[hpsdr] Project proposal - Hermes

Philip Covington p.covington at gmail.com
Wed Apr 15 16:58:11 PDT 2009


On Wed, Apr 15, 2009 at 2:36 PM, Graham / KE9H <KE9H at austin.rr.com> wrote:
> All:
>
> I would like to support Kevin's pursuit of Hermes as a derivative project.
>
> It may or may not advance the technical state of the art on hardware.
>
> There are a few things on Penny that can be improved and I have
> already informed Kevin of my thoughts. [I also copied the list,
> but my email was bounced back to me because the list was down.]
>
> I think we are approaching the point where the effort can shift more
> to the software side, and any platform that opens up and encourages
> OPEN software development for the underlying HPSDR architecture is a
> positive from my viewpoint.
>
> So far, software has been the long pole in the tent, and that pole
> has been supported by Bill, KD5TFD almost singlehandedly for
> PowerSDR extension, debug and modification to support the
> HPSDR hardware set [Thank you, Bill].
>
> I also thank the few people that have written the FPGA Verilog code.
> And this story is getting much better by the generous contribution
> by Kirk, KD7IRS by teaching, recording and psoting over a dozen classes
> on Verilog programming, and functional content and flow of the
> Merc/Penny/Ozy FPGA code.  [Thank you, Kirk] And Kirk has also rewritten a
> lot of the code, in a
> progressive effort to clean up issues in the FPGA and Bus areas.
>
> The three projects that I have worked on, really have not advanced
> the state of the art as much as they have enabled the core HPSDR
> cards to become usable in a more complete system application.
>
> I think Kevin's Hermes proposal falls in this category.  It removes
> a whole bunch of things that were put into Mercury, Penny, and
> Ozy, just in case, for development testing, or experimental purposes
> that sometimes didn't work out, or future universality, or ... .
>
> Hermes could be a major cost and size reduction for the system level
> platform of an SDR HF/transverter transceiver.
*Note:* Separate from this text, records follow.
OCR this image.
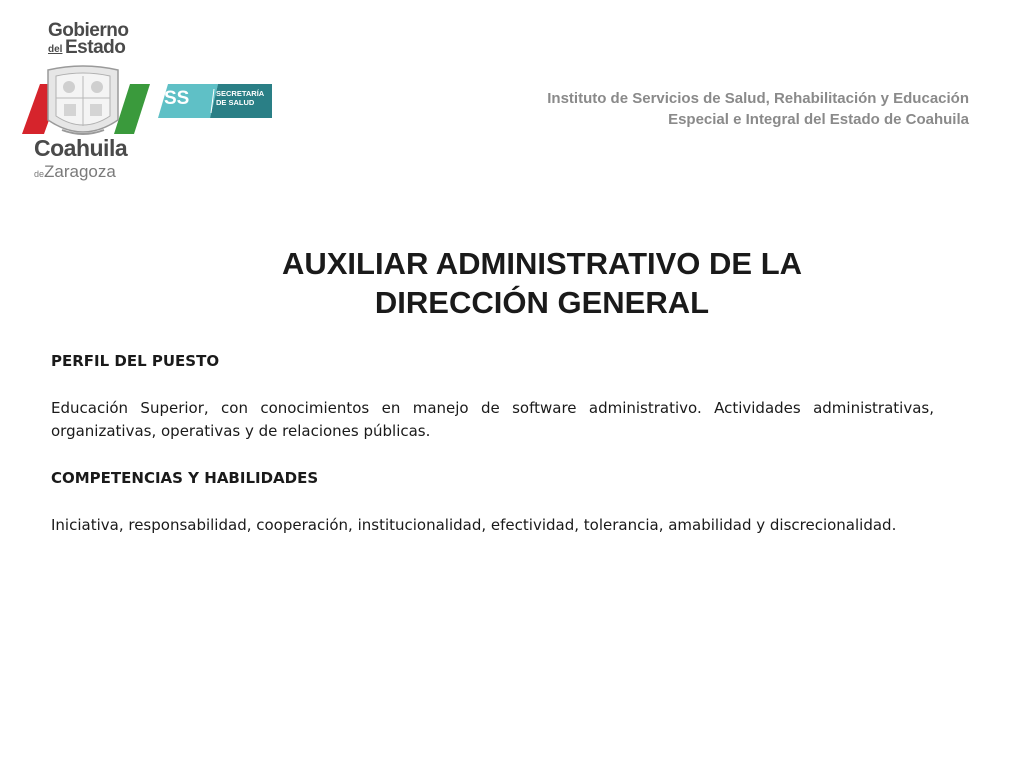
Gobierno
del Estado
SS	SECRETARÍA
DE SALUD
Coahuila
deZaragoza
Instituto de Servicios de Salud, Rehabilitación y Educación
Especial e Integral del Estado de Coahuila
AUXILIAR ADMINISTRATIVO DE LA
DIRECCIÓN GENERAL

PERFIL DEL PUESTO

Educación Superior, con conocimientos en manejo de software administrativo. Actividades administrativas, organizativas, operativas y de relaciones públicas.

COMPETENCIAS Y HABILIDADES

Iniciativa, responsabilidad, cooperación, institucionalidad, efectividad, tolerancia, amabilidad y discrecionalidad.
Which also has value.
>
> Filling out the system level hardware, either as I have helped do, or
> in a more compact bus-less form factor will provide a reasonably
> common and attractive platform for software development.
>
> Once we get the hardware systems limitations out of the way,
> I think more of the software types that perhaps don't have the
> hardware development skills will come and play with us.
>
> After all, this is a software defined radio, and it is time to
> enable and encourage and feed the software development.
>
> I will know I am right when I see the first proposal for a
> software-only HPSDR project.  Perhaps a remote base
> HPSDR, or a multi-user shared base HPSDR, or a software-only
> addition converting HPSDR to test equipment apart from
> PowerSDR or what ever smarter and younger people than me
> can think of.
>
> --- Graham / KE9H
>
> ==

On second thought, not restricting projects to something that can go
on the Atlas bus or attach to a board on the Atlas bus potentially can
open up a lot of new possibilities for hardware.  I agree that a big
problem is lack of software projects.